Motif clustering with implications for transcription factor interactions

Institute of Computer Science, Martin Luther University Halle-Wittenberg, Halle, Germany
German Centre for Integrative Biodiversity Research (iDiv) Halle-Jena-Leipzig, Leipzig, Germany
Julius Kühn-Institut (JKI) - Federal Research Centre for Cultivated Plants, Quedlinburg, Germany
DOI
10.7287/peerj.preprints.1302v1
Subject Areas
Bioinformatics, Computational Biology, Molecular Biology, Computational Science
Keywords
motif, ChIP-seq, de Buijn sequence, motif similarity, clustering, network
Copyright
© 2015 Grau et al.
Licence
This is an open access article distributed under the terms of the Creative Commons Attribution License, which permits unrestricted use, distribution, reproduction and adaptation in any medium and for any purpose provided that it is properly attributed.

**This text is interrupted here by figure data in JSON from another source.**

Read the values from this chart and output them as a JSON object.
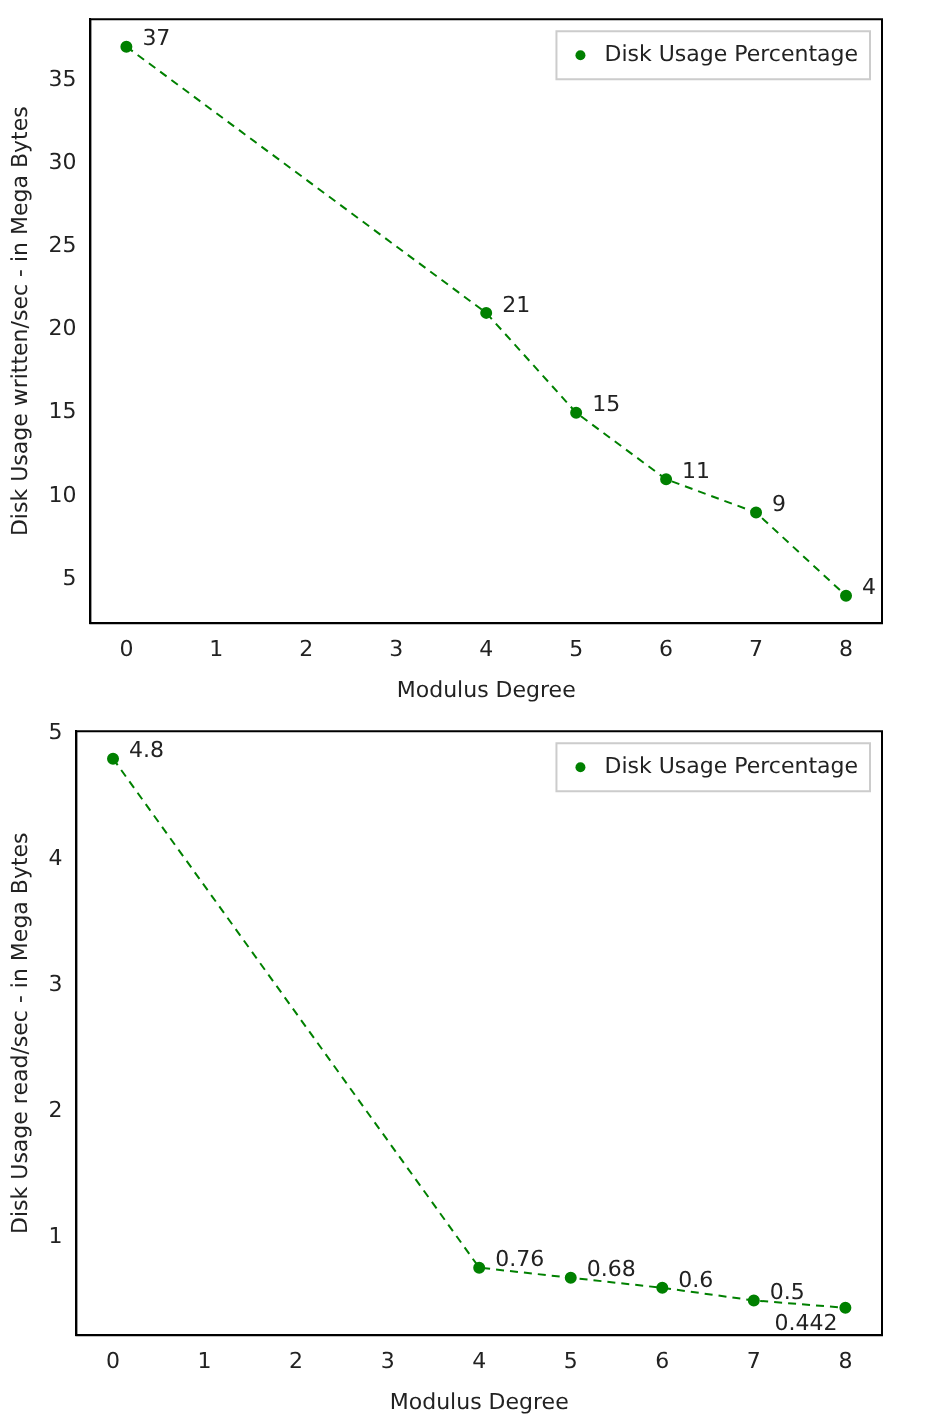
{
  "chart_data": [
    {
      "type": "line",
      "xlabel": "Modulus Degree",
      "ylabel": "Disk Usage written/sec - in Mega Bytes",
      "x": [
        0,
        4,
        5,
        6,
        7,
        8
      ],
      "series": [
        {
          "name": "Disk Usage Percentage",
          "color": "#008000",
          "values": [
            37,
            21,
            15,
            11,
            9,
            4
          ]
        }
      ],
      "xlim": [
        -0.4,
        8.4
      ],
      "xticks": [
        0,
        1,
        2,
        3,
        4,
        5,
        6,
        7,
        8
      ],
      "ylim": [
        2.35,
        38.65
      ],
      "yticks": [
        5,
        10,
        15,
        20,
        25,
        30,
        35
      ],
      "data_labels": true,
      "legend": "top right",
      "marker": "circle",
      "line_style": "dashed",
      "grid": false
    },
    {
      "type": "line",
      "xlabel": "Modulus Degree",
      "ylabel": "Disk Usage read/sec - in Mega Bytes",
      "x": [
        0,
        4,
        5,
        6,
        7,
        8
      ],
      "series": [
        {
          "name": "Disk Usage Percentage",
          "color": "#008000",
          "values": [
            4.8,
            0.76,
            0.68,
            0.6,
            0.5,
            0.442
          ]
        }
      ],
      "xlim": [
        -0.4,
        8.4
      ],
      "xticks": [
        0,
        1,
        2,
        3,
        4,
        5,
        6,
        7,
        8
      ],
      "ylim": [
        0.224,
        5.018
      ],
      "yticks": [
        1,
        2,
        3,
        4,
        5
      ],
      "data_labels": true,
      "legend": "top right",
      "marker": "circle",
      "line_style": "dashed",
      "grid": false
    }
  ]
}
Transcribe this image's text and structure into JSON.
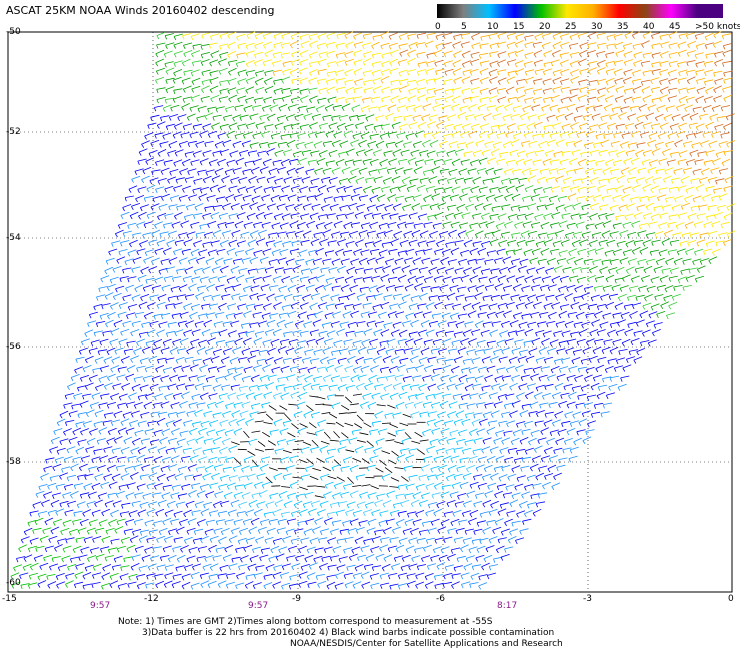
{
  "title": "ASCAT 25KM NOAA Winds 20160402 descending",
  "legend": {
    "labels": [
      "0",
      "5",
      "10",
      "15",
      "20",
      "25",
      "30",
      "35",
      "40",
      "45",
      ">50 knots"
    ],
    "colors": [
      "#000000",
      "#7f7f7f",
      "#00bfff",
      "#0000ff",
      "#00c000",
      "#ffe800",
      "#ffb000",
      "#ff0000",
      "#8b4513",
      "#ff00ff",
      "#4b0082"
    ]
  },
  "map": {
    "lat_labels": [
      "-50",
      "-52",
      "-54",
      "-56",
      "-58",
      "-60"
    ],
    "lon_labels": [
      "-15",
      "-12",
      "-9",
      "-6",
      "-3",
      "0"
    ],
    "time_labels": [
      "9:57",
      "9:57",
      "8:17"
    ]
  },
  "notes": [
    "Note: 1) Times are GMT 2)Times along bottom correspond to measurement at -55S",
    "3)Data buffer is 22 hrs from 20160402 4) Black wind barbs indicate possible contamination",
    "NOAA/NESDIS/Center for Satellite Applications and Research"
  ]
}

For attribution, the original author(s), title, publication source (PeerJ PrePrints) and either DOI or URL of the article must be cited.
Cite this article
Grau J, Grosse I, Posch S, Keilwagen J. 2015. Motif clustering with implications for transcription factor interactions. PeerJ PrePrints 3:e1302v1

Abstract

High-throughput data, for instance ChIP-seq data, measure binding of transcription factors (TFs) or other proteins to DNA and have become a widespread data source for de-novo motif discovery. Often, several ChIP-seq data sets study the same TF under different conditions resulting in several, potentially redundant motifs, which demands for identification and clustering of similar motifs. Here, we propose a refined measure of motif similarity based on the correlation between score profiles on de Bruijn sequences. We demonstrate the utility of the proposed measure in benchmark studies on artificial motifs and motifs discovered from ENCODE ChIP-seq data. We use this measure to cluster motifs discovered from 757 different ENCODE ChIP-seq data sets for 166 TFs and RNA-polymerase II and III. Based on this clustering, we derive a TF interaction network that reflects many known TF-TF interactions, but also reveals novel putative interaction partners.

Author Comment

This work has been presented at the German Conference on Bioinformatics 2015.